Because basil is finicky to grow from seed outdoors—and doesn’t last as long once it gets going—we’re currently on our second planting of basil in the indoor Aerogarden, timed (hopefully) to coincide with the ripening of our larger heirloom tomatoes. Unfortunately, this means we’re currently having to buy basil, as I did for a lemon-basil cake I made for a party this past weekend. Do you have any idea how much basil costs in the store? Either $1.99 for a few limp sprigs packed into a plastic clamshell case, or upward of $3.50 for a “hydroponically grown” (with, incomprehensibly, dirt clods attached to the roots) or living bunch. You’d better believe I’m using every last minuscule leaf of that stuff. All I had left was enough for a sprinkling over this vaguely Greek-inspired pasta, which is good hot but even better cold as a salad. I must say, though, the basil completely made the dish, and may have earned it a spot in our regular rotation once the home-grown basil gets going.

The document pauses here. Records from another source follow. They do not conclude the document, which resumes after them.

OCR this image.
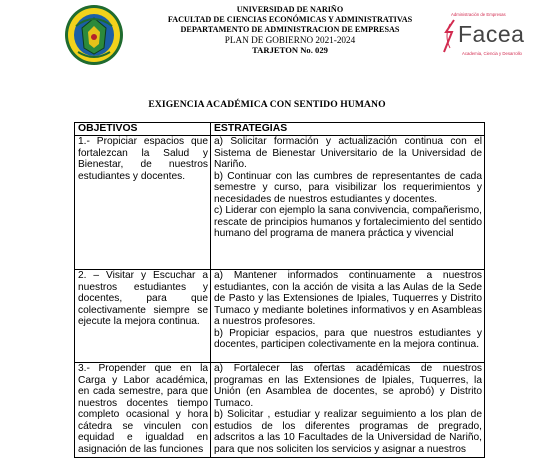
UNIVERSIDAD DE NARIÑO
FACULTAD DE CIENCIAS ECONÓMICAS Y ADMINISTRATIVAS
DEPARTAMENTO DE ADMINISTRACION DE EMPRESAS
PLAN DE GOBIERNO 2021-2024
TARJETON No. 029
Administración de Empresas
Facea
Academia, Ciencia y Desarrollo
EXIGENCIA ACADÉMICA CON SENTIDO HUMANO
OBJETIVOS	ESTRATEGIAS
1.- Propiciar espacios que fortalezcan la Salud y Bienestar, de nuestros estudiantes y docentes.	a) Solicitar formación y actualización continua con el Sistema de Bienestar Universitario de la Universidad de Nariño.

b) Continuar con las cumbres de representantes de cada semestre y curso, para visibilizar los requerimientos y necesidades de nuestros estudiantes y docentes.

c) Liderar con ejemplo la sana convivencia, compañerismo, rescate de principios humanos y fortalecimiento del sentido humano del programa de manera práctica y vivencial

2. – Visitar y Escuchar a nuestros estudiantes y docentes, para que colectivamente siempre se ejecute la mejora continua.	a) Mantener informados continuamente a nuestros estudiantes, con la acción de visita a las Aulas de la Sede de Pasto y las Extensiones de Ipiales, Tuquerres y Distrito Tumaco y mediante boletines informativos y en Asambleas a nuestros profesores.

b) Propiciar espacios, para que nuestros estudiantes y docentes, participen colectivamente en la mejora continua.

3.- Propender que en la Carga y Labor académica, en cada semestre, para que nuestros docentes tiempo completo ocasional y hora cátedra se vinculen con equidad e igualdad en asignación de las funciones	a) Fortalecer las ofertas académicas de nuestros programas en las Extensiones de Ipiales, Tuquerres, la Unión (en Asamblea de docentes, se aprobó) y Distrito Tumaco.

b) Solicitar , estudiar y realizar seguimiento a los plan de estudios de los diferentes programas de pregrado, adscritos a las 10 Facultades de la Universidad de Nariño, para que nos soliciten los servicios y asignar a nuestros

As below it makes about 4 large servings. As previously mentioned, it’s fine hot but even better—in my opinion—cold.
• 12 oz. pasta of your choice: $1
• 20-25 kalamata olives, slivered (we buy a big jar of these at Costco—they keep forever in their brine): 50 cents
• 4 T cream: 20 cents
• 4 oz. Parmesan cheese, grated: $1.50
• 2 cloves garlic, chopped: 5 cents
• 3 T olive oil: 18 cents
• A few large handfuls of basil, torn (I’m not counting this since it came out of another budget and we don’t usually buy it): $0
• Juice of 1 1/2-2 lemons, to taste: 60 cents
• Salt & pepper: 2 cents
TOTAL: $4.05/4 = $1.01/serving
Cook the pasta in boiling salted water until al dente. Return to the pot and add the garlic, olive oil, olives, cream, Parmesan, lemon juice, and salt and pepper to taste (you might not need any salt because of the cheese and olives). Serve with a generous sprinkling of torn basil leaves.